ICE now has multiple implementations in the field, and is being applied wherever a reliable publish/subscribe model is required for electronic asset exchange. Examples include parts catalogs as well as more traditional media areas.
Although the ICE specification is publicly available, the ICE Authoring Group and Network are fee-based organizations, which means they pay for the work to develop the standard. This does, however, have a knock-on effect on the speed with which information about ICE is disseminated--meaning the ICE AG hasn't been able to benefit from the same groundswell of open source implementation that W3C XML specs often receive.
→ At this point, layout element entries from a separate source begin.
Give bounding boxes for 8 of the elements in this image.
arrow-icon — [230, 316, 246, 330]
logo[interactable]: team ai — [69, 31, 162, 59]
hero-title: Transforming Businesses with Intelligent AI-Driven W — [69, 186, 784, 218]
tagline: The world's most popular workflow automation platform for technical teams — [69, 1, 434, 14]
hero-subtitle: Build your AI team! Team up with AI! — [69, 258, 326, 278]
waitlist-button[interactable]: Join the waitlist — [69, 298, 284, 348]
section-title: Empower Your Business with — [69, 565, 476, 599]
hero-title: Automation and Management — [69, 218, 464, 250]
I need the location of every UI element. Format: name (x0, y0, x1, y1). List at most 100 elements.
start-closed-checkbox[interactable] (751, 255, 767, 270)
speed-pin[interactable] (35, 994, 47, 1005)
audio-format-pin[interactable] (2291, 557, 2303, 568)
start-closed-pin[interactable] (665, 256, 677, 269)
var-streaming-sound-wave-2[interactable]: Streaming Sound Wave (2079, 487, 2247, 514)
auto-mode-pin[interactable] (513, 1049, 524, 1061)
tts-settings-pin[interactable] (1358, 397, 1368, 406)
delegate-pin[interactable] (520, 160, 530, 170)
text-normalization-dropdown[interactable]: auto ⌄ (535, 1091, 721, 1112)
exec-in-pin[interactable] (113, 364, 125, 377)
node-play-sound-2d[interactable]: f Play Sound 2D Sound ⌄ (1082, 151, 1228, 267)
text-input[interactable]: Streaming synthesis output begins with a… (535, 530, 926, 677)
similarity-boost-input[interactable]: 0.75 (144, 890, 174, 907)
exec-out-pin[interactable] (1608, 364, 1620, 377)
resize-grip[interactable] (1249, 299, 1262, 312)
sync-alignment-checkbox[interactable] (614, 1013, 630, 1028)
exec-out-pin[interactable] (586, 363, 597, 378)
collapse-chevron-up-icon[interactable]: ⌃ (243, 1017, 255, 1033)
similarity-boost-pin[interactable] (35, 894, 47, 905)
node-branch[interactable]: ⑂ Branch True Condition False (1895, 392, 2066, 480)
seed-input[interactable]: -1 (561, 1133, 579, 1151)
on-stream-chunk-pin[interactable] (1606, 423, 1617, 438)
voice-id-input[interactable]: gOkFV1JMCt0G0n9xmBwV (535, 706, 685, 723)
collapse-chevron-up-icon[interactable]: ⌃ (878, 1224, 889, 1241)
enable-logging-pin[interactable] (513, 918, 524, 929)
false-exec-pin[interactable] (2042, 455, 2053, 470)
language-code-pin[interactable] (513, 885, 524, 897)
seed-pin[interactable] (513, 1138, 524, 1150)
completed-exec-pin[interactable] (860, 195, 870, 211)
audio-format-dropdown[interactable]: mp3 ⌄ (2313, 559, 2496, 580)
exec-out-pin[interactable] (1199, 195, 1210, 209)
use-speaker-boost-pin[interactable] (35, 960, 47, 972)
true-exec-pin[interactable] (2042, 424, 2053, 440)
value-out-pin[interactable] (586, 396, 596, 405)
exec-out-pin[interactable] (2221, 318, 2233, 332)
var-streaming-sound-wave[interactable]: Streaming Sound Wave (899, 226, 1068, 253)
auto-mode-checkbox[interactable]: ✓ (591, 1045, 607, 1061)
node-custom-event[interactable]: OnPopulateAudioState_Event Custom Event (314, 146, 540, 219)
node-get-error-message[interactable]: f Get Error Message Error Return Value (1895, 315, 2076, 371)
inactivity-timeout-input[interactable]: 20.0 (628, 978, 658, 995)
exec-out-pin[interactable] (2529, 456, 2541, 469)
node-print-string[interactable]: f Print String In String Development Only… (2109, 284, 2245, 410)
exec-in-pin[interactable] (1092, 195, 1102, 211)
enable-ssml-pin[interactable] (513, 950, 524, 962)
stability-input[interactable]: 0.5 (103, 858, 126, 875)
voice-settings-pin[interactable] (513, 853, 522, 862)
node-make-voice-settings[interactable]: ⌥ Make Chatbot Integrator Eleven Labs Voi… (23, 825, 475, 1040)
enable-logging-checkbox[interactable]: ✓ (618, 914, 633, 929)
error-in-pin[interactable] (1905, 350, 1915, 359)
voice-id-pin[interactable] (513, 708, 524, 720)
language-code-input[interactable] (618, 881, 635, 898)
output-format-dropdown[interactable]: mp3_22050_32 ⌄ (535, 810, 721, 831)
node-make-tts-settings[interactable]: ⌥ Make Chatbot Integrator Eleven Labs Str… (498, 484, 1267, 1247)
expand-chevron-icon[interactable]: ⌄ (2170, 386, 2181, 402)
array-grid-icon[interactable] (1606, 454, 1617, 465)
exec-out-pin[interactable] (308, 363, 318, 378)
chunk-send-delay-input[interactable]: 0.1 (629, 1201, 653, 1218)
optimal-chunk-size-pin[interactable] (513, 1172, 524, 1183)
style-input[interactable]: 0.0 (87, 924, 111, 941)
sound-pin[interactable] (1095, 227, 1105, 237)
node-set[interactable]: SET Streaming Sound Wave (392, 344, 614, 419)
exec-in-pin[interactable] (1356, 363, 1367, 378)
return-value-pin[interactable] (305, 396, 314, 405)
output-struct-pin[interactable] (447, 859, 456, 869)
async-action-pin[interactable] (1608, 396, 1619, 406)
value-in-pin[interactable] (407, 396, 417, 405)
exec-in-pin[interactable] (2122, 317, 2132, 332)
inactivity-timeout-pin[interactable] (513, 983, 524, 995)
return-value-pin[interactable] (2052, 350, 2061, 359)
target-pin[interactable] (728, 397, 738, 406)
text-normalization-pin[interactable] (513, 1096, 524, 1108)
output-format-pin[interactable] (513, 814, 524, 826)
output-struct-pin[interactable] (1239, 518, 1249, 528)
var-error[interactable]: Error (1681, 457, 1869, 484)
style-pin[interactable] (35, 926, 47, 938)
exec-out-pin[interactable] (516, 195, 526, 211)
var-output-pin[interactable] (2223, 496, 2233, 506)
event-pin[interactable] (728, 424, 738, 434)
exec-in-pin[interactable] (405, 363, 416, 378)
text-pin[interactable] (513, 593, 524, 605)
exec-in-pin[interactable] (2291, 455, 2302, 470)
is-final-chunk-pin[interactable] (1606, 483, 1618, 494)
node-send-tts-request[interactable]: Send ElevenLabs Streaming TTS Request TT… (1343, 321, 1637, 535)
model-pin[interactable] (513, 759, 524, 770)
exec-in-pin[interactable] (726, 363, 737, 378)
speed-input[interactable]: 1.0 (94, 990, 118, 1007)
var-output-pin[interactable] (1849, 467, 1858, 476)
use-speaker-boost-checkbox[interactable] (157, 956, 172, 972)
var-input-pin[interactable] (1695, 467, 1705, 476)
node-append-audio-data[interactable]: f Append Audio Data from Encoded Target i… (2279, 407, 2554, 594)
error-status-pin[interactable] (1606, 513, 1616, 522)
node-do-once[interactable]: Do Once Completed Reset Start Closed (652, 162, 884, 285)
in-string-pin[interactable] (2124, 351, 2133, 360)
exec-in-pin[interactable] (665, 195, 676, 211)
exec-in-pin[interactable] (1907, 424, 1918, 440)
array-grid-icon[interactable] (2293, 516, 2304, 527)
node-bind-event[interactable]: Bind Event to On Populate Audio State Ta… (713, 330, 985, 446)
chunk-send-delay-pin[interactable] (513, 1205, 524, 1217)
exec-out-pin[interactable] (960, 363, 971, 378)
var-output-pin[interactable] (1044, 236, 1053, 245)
According to a message earlier this year from Sami Khoury, one of ICE's authors, an open source reference implementation of ICE will soon be available from the authoring group themselves.
Further reading: ICE web
site, Robin Cover on ICE
Putting It All Together
The technologies mentioned in this article are at varying levels
of completeness and implementation. Also, they each have slight
overlaps as they have been developed by differing groups and with
different goals. What is very encouraging, though, is that each of
the initiatives are being pursued with both extensibility and
compatibility in mind, and are looking as though they will play
nicely with each other.
For pursuing content syndication right now, the two most stable
activities are NITF and ICE, both of which are good places to
start looking. For an accessible start into syndication, XMLNews
is still a good choice, and has commercial software support--this
means that as the newer specifications such as PRISM and NewsML
come on-stream, an upgrade path is likely to be provided.
What does the future hold? Hopefully before too long, the
various technologies will be joined together, so you may find
news marked up in NITF, described by
PRISM, packaged in NewsML, and delivered via ICE.
Acknowledgements
I'd like to thank Deren Hansen of Wavo Corporation for his
assistance in compiling this article.